Ma voi uomini sapete anche che Io ho posto la meta di una divinizzazione di tutto l’essenziale creato e che questa divinizzazione deve essere effettuata dalla libera volontà dell’essere stesso. Voi sapete perché gli esseri sono caduti allora, ed avete anche avuto conoscenza del Mio Piano di Salvezza dall’Eternità, che persegue il Rimpatrio di tutto lo spirituale caduto, che una volta si realizzerà certamente. Voi sapete che la “figliolanza di Dio” è la meta massima e che tutti gli esseri che camminano come uomini sulla Terra, possono raggiungere su questa Terra anche la figliolanza di Dio secondo il Piano dall’Eternità, se soltanto la libera volontà vi anela seriamente. Ed allora l’essere in passato caduto da Me avrà raggiunto il massimo grado di Beatitudine. E’ diventato una Mia Immagine, può creare ed agire in totale libera volontà e malgrado ciò questa volontà sarà del tutto simile alla Mia. Egli non viene più condizionato da Me, ma il Mio figlio è entrato totalmente nella Mia Volontà e per questo è incommensurabilmente beato.
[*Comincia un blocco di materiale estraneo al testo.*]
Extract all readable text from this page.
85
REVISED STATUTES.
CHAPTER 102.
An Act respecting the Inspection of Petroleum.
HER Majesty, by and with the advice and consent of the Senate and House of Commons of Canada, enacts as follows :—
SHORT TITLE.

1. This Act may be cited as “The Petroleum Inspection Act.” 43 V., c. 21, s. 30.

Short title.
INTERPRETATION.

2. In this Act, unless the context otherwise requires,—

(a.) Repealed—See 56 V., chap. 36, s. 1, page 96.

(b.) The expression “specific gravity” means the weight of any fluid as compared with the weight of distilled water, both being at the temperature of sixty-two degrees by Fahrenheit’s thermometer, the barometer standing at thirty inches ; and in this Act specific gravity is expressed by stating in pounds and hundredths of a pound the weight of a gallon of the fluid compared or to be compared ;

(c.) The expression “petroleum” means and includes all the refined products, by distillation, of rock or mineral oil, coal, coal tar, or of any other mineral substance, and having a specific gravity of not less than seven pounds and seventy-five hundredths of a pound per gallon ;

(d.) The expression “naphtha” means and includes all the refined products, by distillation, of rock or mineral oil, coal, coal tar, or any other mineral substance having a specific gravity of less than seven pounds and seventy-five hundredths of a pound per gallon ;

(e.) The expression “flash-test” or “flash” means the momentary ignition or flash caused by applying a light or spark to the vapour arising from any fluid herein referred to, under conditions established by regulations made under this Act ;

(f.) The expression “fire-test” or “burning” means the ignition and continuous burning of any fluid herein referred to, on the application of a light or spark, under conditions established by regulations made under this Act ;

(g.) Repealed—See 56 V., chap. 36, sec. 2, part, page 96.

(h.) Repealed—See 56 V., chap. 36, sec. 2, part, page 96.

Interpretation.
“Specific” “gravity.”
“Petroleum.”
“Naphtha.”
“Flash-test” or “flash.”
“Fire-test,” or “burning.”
Ed anche i Miei esseri spirituali rimasti con Me tendono a questo grado di Beatitudine, perché anche se si trovano in diretto contatto con Me, anche se vengono irradiati costantemente dalla Mia Forza d’Amore, loro sono lo stesso degli esseri creati secondo la Mia Volontà, che non possono pensare ed agire diversamente che nella Mia Volontà, che sono sempre solo in certo qual modo esecutori della Mia Volontà. Rendere chiaro a voi uomini questa differenza, premette anche già un alto grado di maturità, che voi non possedete ancora ed Io posso spiegarvi questo soltanto secondo il vostro pensare limitato, come il vostro intelletto è in grado di afferrarlo, perché voi avevate perduto quella profonda conoscenza di tutte le connessioni nel Regno spirituale a causa della vostra caduta nell’abisso ed ora sulla Terra non siete giunti ancora all’ultima conoscenza. Ciononostante vi basti sapere che anche questi esseri rimasti con Me faranno una volta il cammino sulla Terra, per arrivare al grado della figliolanza di Dio che aumenta la loro Beatitudine ancora incommensurabilmente. E questo cammino sulla Terra richiede quindi una vita nella carne, una esistenza da uomo, come lo ha anche da percorrere lo spirituale una volta caduto per sostenere la sua prova di volontà.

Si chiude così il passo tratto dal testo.